Selma è probabilmente il film che parte più svantaggiato nella corsa alla statuetta. Con un Oscar l’anno precedente a 12 Anni Schiavo – storia di un afroamericano libero reso schiavo nel 1850 – sarà difficile che l’Academy decida di porre nuovamente l’attenzione sulla stessa tematica, a questo si aggiunge la poca incisività della pellicola rispetto agli altri contendenti.
Il duo The Theory of Everything e The Imitation Game si collocano anch’essi nelle retrovie causa la ridondanza delle storie raccontate e la poca affinità con i gusti dell’Academy: infatti dobbiamo risalire al 2002 per ripescare la vittoria di A Beautiful Mind, storia di John Nash genio brillante e dannato.
A metà strada fra l’oblio e il successo si collocano Whiplash e The Grand Budapest Hotel, il primo successo di pubblico e critica al Sundance Film Festival, il secondo vincitore del Gran Premio della Giuria a Berlino.

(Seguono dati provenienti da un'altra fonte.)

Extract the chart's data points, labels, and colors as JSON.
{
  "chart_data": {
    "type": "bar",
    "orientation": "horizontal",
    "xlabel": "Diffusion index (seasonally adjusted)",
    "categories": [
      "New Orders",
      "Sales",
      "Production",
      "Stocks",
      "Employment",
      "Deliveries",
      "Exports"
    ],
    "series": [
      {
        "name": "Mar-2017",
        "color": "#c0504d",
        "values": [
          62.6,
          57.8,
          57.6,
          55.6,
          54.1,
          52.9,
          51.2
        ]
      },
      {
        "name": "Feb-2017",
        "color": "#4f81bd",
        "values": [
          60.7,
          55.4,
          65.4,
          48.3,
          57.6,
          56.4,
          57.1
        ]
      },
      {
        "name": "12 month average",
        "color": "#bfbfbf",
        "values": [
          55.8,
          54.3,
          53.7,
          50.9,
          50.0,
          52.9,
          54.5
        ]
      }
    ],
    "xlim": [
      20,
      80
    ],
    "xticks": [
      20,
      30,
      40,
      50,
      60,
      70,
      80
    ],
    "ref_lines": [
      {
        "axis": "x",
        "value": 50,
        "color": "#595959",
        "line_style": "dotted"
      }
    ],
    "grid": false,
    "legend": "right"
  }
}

Entrambi forse troppo caratterizzati da quell’hipsteria cara al Festival di Robert Redford per poter essere apprezzati dai giudici dell’Academy — e quindi lontani dalla possibilità di vincere.

Arriviamo al grande punto di domanda che si è posato sopra la notte del 22 febbraio: sei nominations, 315 milioni d’incasso al botteghino e critica spaccata in due, American Sniper. Il film di Clint Eastwood si colloca in un contesto di ambiguità – film propagandistico/film contro il sistema dell’indottrinamento militare (?) – creando una sensazione di imbarazzo per l’Academy, basta ricordare Schindler’s List di Spielberg. Un’alternativa potrebbe essere quella di premiare Bradley Cooper come Miglior Attore Protagonista e, in qualche modo, dare un contentino agli sforzi, già ripagati dall’incasso, dell’ex cowboy.
Infine rimangono i due veri concorrenti: Birdman e Boyhood.

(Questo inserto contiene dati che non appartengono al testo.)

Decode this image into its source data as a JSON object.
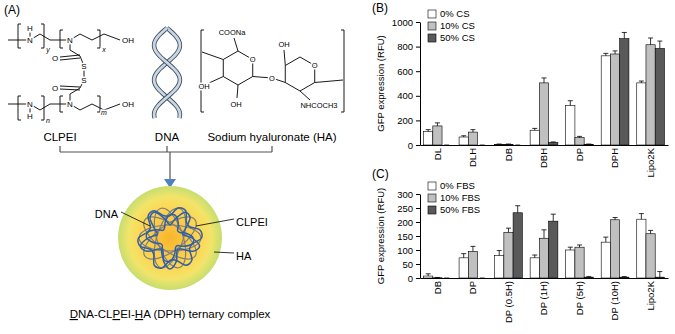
{
  "diagram": {
    "label": "(A)",
    "clpei": {
      "name": "CLPEI",
      "atoms": [
        "H",
        "N",
        "N",
        "OH",
        "O",
        "S",
        "S",
        "O",
        "H",
        "N",
        "N",
        "OH"
      ],
      "repeat_labels": [
        "y",
        "x",
        "n",
        "m"
      ]
    },
    "dna": {
      "name": "DNA"
    },
    "ha": {
      "name": "Sodium hyaluronate (HA)",
      "atoms": [
        "COONa",
        "O",
        "OH",
        "OH",
        "O",
        "O",
        "OH",
        "NHCOCH3"
      ]
    },
    "complex": {
      "labels": [
        "DNA",
        "CLPEI",
        "HA"
      ],
      "caption": [
        {
          "text": "D",
          "underline": true
        },
        {
          "text": "NA-CL"
        },
        {
          "text": "P",
          "underline": true
        },
        {
          "text": "EI-"
        },
        {
          "text": "H",
          "underline": true
        },
        {
          "text": "A (DPH) ternary complex"
        }
      ]
    }
  },
  "chart_data": [
    {
      "type": "bar",
      "title": "(B)",
      "ylabel": "GFP expression (RFU)",
      "categories": [
        "DL",
        "DLH",
        "DB",
        "DBH",
        "DP",
        "DPH",
        "Lipo2K"
      ],
      "series": [
        {
          "name": "0% CS",
          "color": "#ffffff",
          "values": [
            110,
            65,
            5,
            120,
            320,
            725,
            505
          ],
          "errors": [
            15,
            10,
            3,
            15,
            40,
            20,
            15
          ]
        },
        {
          "name": "10% CS",
          "color": "#c0c0c0",
          "values": [
            155,
            105,
            5,
            505,
            60,
            740,
            815
          ],
          "errors": [
            25,
            20,
            3,
            40,
            10,
            25,
            55
          ]
        },
        {
          "name": "50% CS",
          "color": "#595959",
          "values": [
            0,
            0,
            0,
            20,
            5,
            865,
            785
          ],
          "errors": [
            0,
            0,
            0,
            5,
            3,
            50,
            60
          ]
        }
      ],
      "ylim": [
        0,
        1000
      ],
      "yticks": [
        0,
        200,
        400,
        600,
        800,
        1000
      ],
      "legend": "top-left"
    },
    {
      "type": "bar",
      "title": "(C)",
      "ylabel": "GFP expression (RFU)",
      "categories": [
        "DB",
        "DP",
        "DP (0.5H)",
        "DP (1H)",
        "DP (5H)",
        "DP (10H)",
        "Lipo2K"
      ],
      "series": [
        {
          "name": "0% FBS",
          "color": "#ffffff",
          "values": [
            7,
            72,
            80,
            72,
            100,
            128,
            210
          ],
          "errors": [
            8,
            15,
            18,
            10,
            10,
            18,
            20
          ]
        },
        {
          "name": "10% FBS",
          "color": "#c0c0c0",
          "values": [
            1,
            95,
            163,
            142,
            110,
            208,
            158
          ],
          "errors": [
            1,
            18,
            15,
            30,
            8,
            8,
            12
          ]
        },
        {
          "name": "50% FBS",
          "color": "#595959",
          "values": [
            0,
            0,
            233,
            203,
            3,
            3,
            3
          ],
          "errors": [
            0,
            0,
            25,
            25,
            2,
            2,
            20
          ]
        }
      ],
      "ylim": [
        0,
        300
      ],
      "yticks": [
        0,
        50,
        100,
        150,
        200,
        250,
        300
      ],
      "legend": "top-left"
    }
  ]
}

Accomunati da particolarità registiche – il primo girato interamente in piano sequenza e il secondo con una lavorazione attraverso dodici anni nella vita di un ragazzo – i due titoli sono i più promettenti per quanto riguarda la vittoria dell’omino d’oro. Il quesito è: chi riceverà il premio per miglior film e chi invece dovrà accontentarsi di quello per la miglior regia?
L’ipotesi è quella della vittoria di Boyhood, il film che ha fatto incetta di Golden Globes e che sicuramente farà colpo sui giudici dell’Academy, grazie agli elementi di crescita e sviluppo giovanile da una parte e l’innovativa tecnica registica dall’altra. Ci si augura non solo un premio alla pellicola, ma anche a Linklater – qua al suo diciassettesimo film – che finalmente vedrebbe riconosciuto il suo lavoro di regista eclettico.

BEST ACTOR IN A LEADING ROLE

Michael Keaton/Steve Carell/Bradley Cooper/Benedict Cumberbatch/Eddie Redmayne.

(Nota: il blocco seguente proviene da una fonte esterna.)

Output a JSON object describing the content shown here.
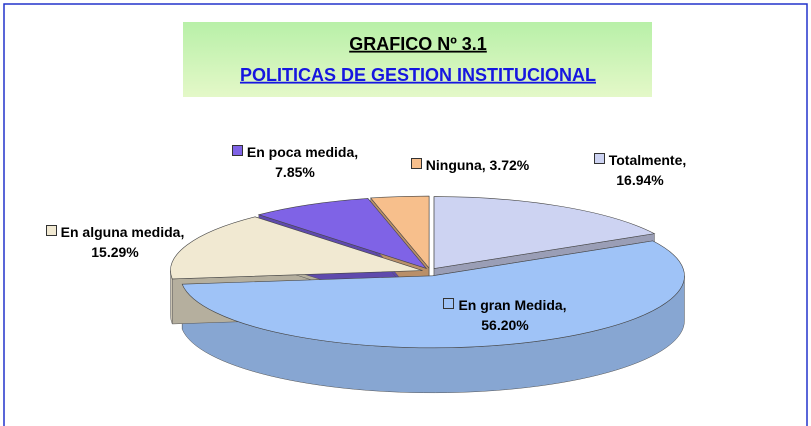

Benedict Cumberbatch e Eddie Redmayne, pur regalando ottime interpretazioni, si collocano tra gli sfavoriti. Il motivo in questi casi è sempre lo stesso: migliori concorrenti. Keaton, Carell e Cooper nel 2014 hanno dato prova di saper rivestire ruoli complessi: Keaton e il meta cinema (Batman/Birdman), il comico Carell e il rapporto con i drammi (basta andare a vedere il trailer di Foxcatcher) e Cooper – la faccia buona dell’America – alle prese con il dilemma crimine o dovere.
Tra questi tre nomi quello su cui puntare è Bradley Cooper, mai premiato fino ad ora dall’Academy e incarnazione cinematografica dell’american soldier. Come già accennato, la sua vittoria potrebbe rappresentare una scappatoia mediatica per premiare American Sniper come pellicola senza sollevare il polverone di polemiche. Lo sapremo, ovviamente, il 22 sera.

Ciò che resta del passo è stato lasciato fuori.